Euro, bond yields tumble as ECB hints at faster buying pre-summer
The euro tumbled on Tuesday and the region's stocks and bonds jumped after the European Central Bank suggested it may speed up its 1 trillion euro bond-buying campaign slightly to account for lower market liquidity in high summer.
World stocks were already testing all-time highs after another jump in Chinese stocks and a record close on Wall Street, and European markets shot up after top policymaker Benoit Coeure talked of adjusting the ECB's buying program.
He said the speed of the recent spike in bond yields, which has effectively wiped out the benefits of QE, was worrisome and said the ECB could "moderately" increase its buying in May and June to ensure it doesn't fall behind on its target over the summer.
The euro EUR= was back at $1.12 for the first time in a week and the FTSEurofirst 300.FTSE jumped 1.6 percent as gains of 1.9 and 2 percent on Germany's DAX .GDAXI and in Paris .FCHI outpaced a 0.4 percent rise on London's FTSE .FTSE.
Bond yields, which move inversely to prices, also tumbled, with those on 10-year German Bunds DE10YT=TWEB down 7 basis points and Italian and Spanish equivalents down 12 basis points.
"There is a sense the comments from the ECB indicate a growing push back against the sell-off in bond markets that's been in place for the past month or so, and a push back against both euro strength and market volatility," said Manik Narain, a UBS strategist.
The moves came ahead of German sentiment data from the ZEW institute at 0900 GMT that will be closely watched after some mixed signals from Europe's largest economy in recent weeks.
Fears of a Greek bankruptcy also rumbled in the background even as the country's top politicians vowed to conclude a cash-for-reform deal with its lenders.
"I think we are very close (to a deal) ... let's say in a week," Greek Finance Minister Yanis Varoufakis said in a TV interview on Monday night. "Another currency is not on our radar, not in our thoughts," he added.
China's surging stock market and a jump in the New Zealand dollar after a rise in inflation dominated attention overnight in Asia.
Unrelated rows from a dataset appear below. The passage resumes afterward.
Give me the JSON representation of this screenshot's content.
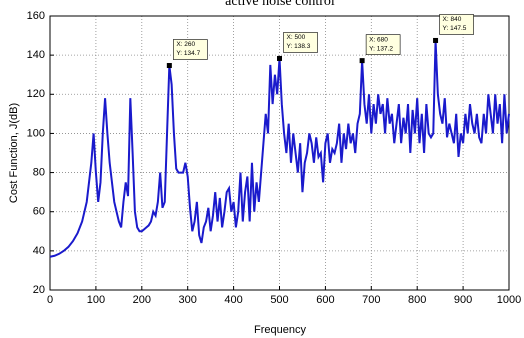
{
  "chart_data": {
    "type": "line",
    "title": "active noise control",
    "xlabel": "Frequency",
    "ylabel": "Cost Function, J(dB)",
    "xlim": [
      0,
      1000
    ],
    "xticks": [
      0,
      100,
      200,
      300,
      400,
      500,
      600,
      700,
      800,
      900,
      1000
    ],
    "ylim": [
      20,
      160
    ],
    "yticks": [
      20,
      40,
      60,
      80,
      100,
      120,
      140,
      160
    ],
    "grid": true,
    "x": [
      0,
      10,
      20,
      30,
      40,
      50,
      60,
      70,
      80,
      90,
      95,
      100,
      105,
      110,
      115,
      120,
      125,
      130,
      135,
      140,
      145,
      150,
      155,
      160,
      165,
      170,
      175,
      180,
      185,
      190,
      195,
      200,
      205,
      210,
      215,
      220,
      225,
      230,
      235,
      240,
      245,
      250,
      255,
      260,
      265,
      270,
      275,
      280,
      285,
      290,
      295,
      300,
      305,
      310,
      315,
      320,
      325,
      330,
      335,
      340,
      345,
      350,
      355,
      360,
      365,
      370,
      375,
      380,
      385,
      390,
      395,
      400,
      405,
      410,
      415,
      420,
      425,
      430,
      435,
      440,
      445,
      450,
      455,
      460,
      465,
      470,
      475,
      480,
      485,
      490,
      495,
      500,
      505,
      510,
      515,
      520,
      525,
      530,
      535,
      540,
      545,
      550,
      555,
      560,
      565,
      570,
      575,
      580,
      585,
      590,
      595,
      600,
      605,
      610,
      615,
      620,
      625,
      630,
      635,
      640,
      645,
      650,
      655,
      660,
      665,
      670,
      675,
      680,
      685,
      690,
      695,
      700,
      705,
      710,
      715,
      720,
      725,
      730,
      735,
      740,
      745,
      750,
      755,
      760,
      765,
      770,
      775,
      780,
      785,
      790,
      795,
      800,
      805,
      810,
      815,
      820,
      825,
      830,
      835,
      840,
      845,
      850,
      855,
      860,
      865,
      870,
      875,
      880,
      885,
      890,
      895,
      900,
      905,
      910,
      915,
      920,
      925,
      930,
      935,
      940,
      945,
      950,
      955,
      960,
      965,
      970,
      975,
      980,
      985,
      990,
      995,
      1000
    ],
    "series": [
      {
        "color": "#1a1acc",
        "values": [
          37,
          37.5,
          38.5,
          40,
          42,
          45,
          49,
          55,
          65,
          85,
          100,
          80,
          65,
          75,
          100,
          118,
          100,
          85,
          75,
          65,
          60,
          55,
          52,
          65,
          75,
          68,
          118,
          90,
          60,
          52,
          50,
          50,
          51,
          52,
          53,
          55,
          60,
          58,
          65,
          80,
          62,
          65,
          100,
          134.7,
          125,
          100,
          82,
          80,
          80,
          80,
          85,
          78,
          62,
          50,
          55,
          65,
          48,
          44,
          52,
          55,
          62,
          50,
          58,
          70,
          55,
          67,
          52,
          60,
          70,
          72,
          60,
          65,
          52,
          60,
          80,
          55,
          70,
          78,
          55,
          85,
          60,
          75,
          65,
          80,
          95,
          110,
          100,
          135,
          115,
          130,
          120,
          138.3,
          115,
          100,
          90,
          105,
          85,
          100,
          90,
          80,
          95,
          70,
          85,
          90,
          100,
          95,
          85,
          98,
          88,
          90,
          75,
          95,
          100,
          85,
          92,
          90,
          95,
          105,
          85,
          100,
          92,
          105,
          95,
          100,
          90,
          105,
          110,
          137.2,
          115,
          105,
          120,
          100,
          115,
          105,
          120,
          110,
          115,
          100,
          118,
          105,
          110,
          95,
          105,
          115,
          95,
          108,
          100,
          115,
          90,
          112,
          100,
          118,
          95,
          110,
          90,
          115,
          100,
          98,
          100,
          147.5,
          120,
          110,
          105,
          118,
          98,
          105,
          100,
          95,
          110,
          88,
          100,
          95,
          110,
          100,
          115,
          105,
          100,
          110,
          98,
          95,
          110,
          100,
          120,
          110,
          100,
          120,
          105,
          115,
          95,
          120,
          100,
          110
        ]
      }
    ],
    "datatips": [
      {
        "x": 260,
        "y": 134.7,
        "labels": [
          "X: 260",
          "Y: 134.7"
        ]
      },
      {
        "x": 500,
        "y": 138.3,
        "labels": [
          "X: 500",
          "Y: 138.3"
        ]
      },
      {
        "x": 680,
        "y": 137.2,
        "labels": [
          "X: 680",
          "Y: 137.2"
        ]
      },
      {
        "x": 840,
        "y": 147.5,
        "labels": [
          "X: 840",
          "Y: 147.5"
        ]
      }
    ]
  }
}
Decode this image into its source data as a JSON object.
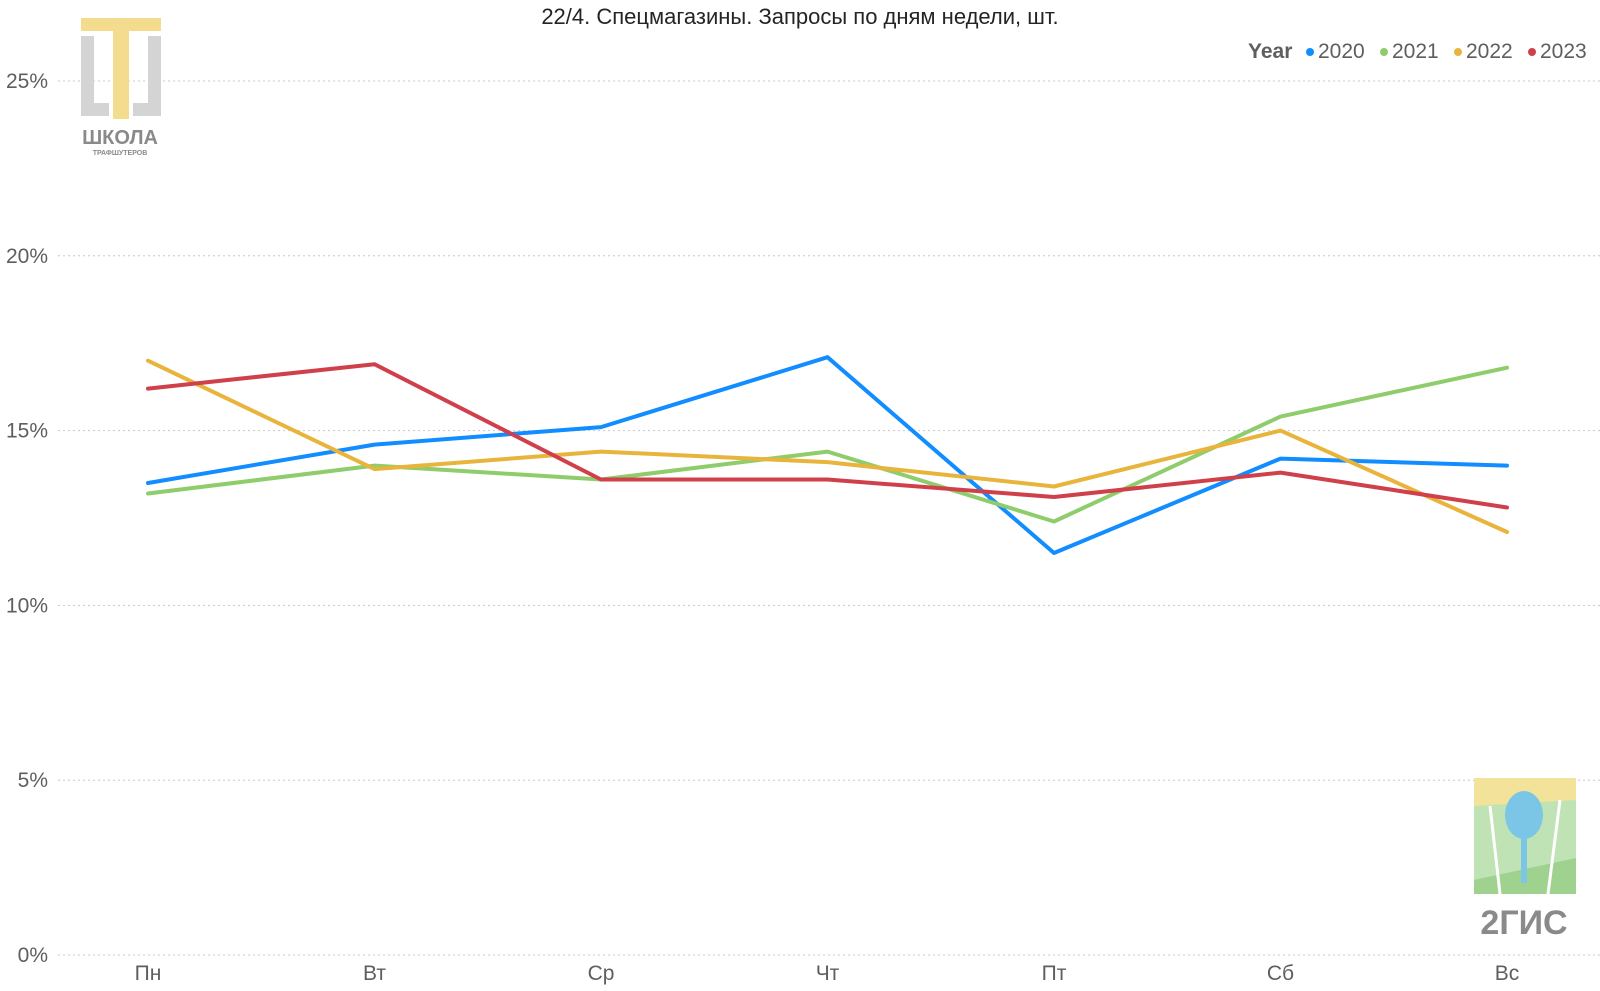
{
  "colors": {
    "2020": "#118dff",
    "2021": "#8fcc6b",
    "2022": "#e8b43c",
    "2023": "#d0404b",
    "grid": "#c8c8c8",
    "text": "#605e5c"
  },
  "logos": {
    "school": {
      "line1": "ШКОЛА",
      "line2": "ТРАФШУТЕРОВ",
      "icon": "school-logo-icon"
    },
    "gis": {
      "text": "2ГИС",
      "icon": "2gis-logo-icon"
    }
  },
  "chart_data": {
    "type": "line",
    "title": "22/4. Спецмагазины. Запросы по дням недели, шт.",
    "legend_title": "Year",
    "legend_position": "top-right",
    "categories": [
      "Пн",
      "Вт",
      "Ср",
      "Чт",
      "Пт",
      "Сб",
      "Вс"
    ],
    "y_ticks": [
      0,
      5,
      10,
      15,
      20,
      25
    ],
    "y_tick_labels": [
      "0%",
      "5%",
      "10%",
      "15%",
      "20%",
      "25%"
    ],
    "ylim": [
      0,
      25
    ],
    "grid": true,
    "series": [
      {
        "name": "2020",
        "values": [
          13.5,
          14.6,
          15.1,
          17.1,
          11.5,
          14.2,
          14.0
        ]
      },
      {
        "name": "2021",
        "values": [
          13.2,
          14.0,
          13.6,
          14.4,
          12.4,
          15.4,
          16.8
        ]
      },
      {
        "name": "2022",
        "values": [
          17.0,
          13.9,
          14.4,
          14.1,
          13.4,
          15.0,
          12.1
        ]
      },
      {
        "name": "2023",
        "values": [
          16.2,
          16.9,
          13.6,
          13.6,
          13.1,
          13.8,
          12.8
        ]
      }
    ]
  }
}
They prioritized a further opening of the country's capital market and a restructuring of state enterprises.
"You need a vibrant stock market to push forward economic reforms, whether it's about asset securitization or industry consolidation," said Tian Weidong, analyst at Kaiyuan Securities in Xian. "With such a policy backdrop, investors are emboldened to stay in the market."
Expectations of more easing from the Bank of Japan kept the Japanese currency in check. The BOJ meets on Friday and is seen expanding its massive stimulus program in October, according to most economists polled by Reuters.
Among commodities, U.S. crude futures edged up after slipping on Monday on the stronger dollar and oversupply concerns triggered by a jump in Saudi Arabian exports
U.S. crude CLc1 rose about 0.1 percent in Asian trade to $59.48 a barrel, while Brent LCOc1 edged down 0.2 percent to $66.15.
Safe-haven gold XAU=, meanwhile, fell for the first time in six sessions, dropping about 0.3 percent to $1,218 an ounce. It had hit a three-month high a day early after disappointing U.S. economic data dented expectations of Federal Reserve rate hikes this year.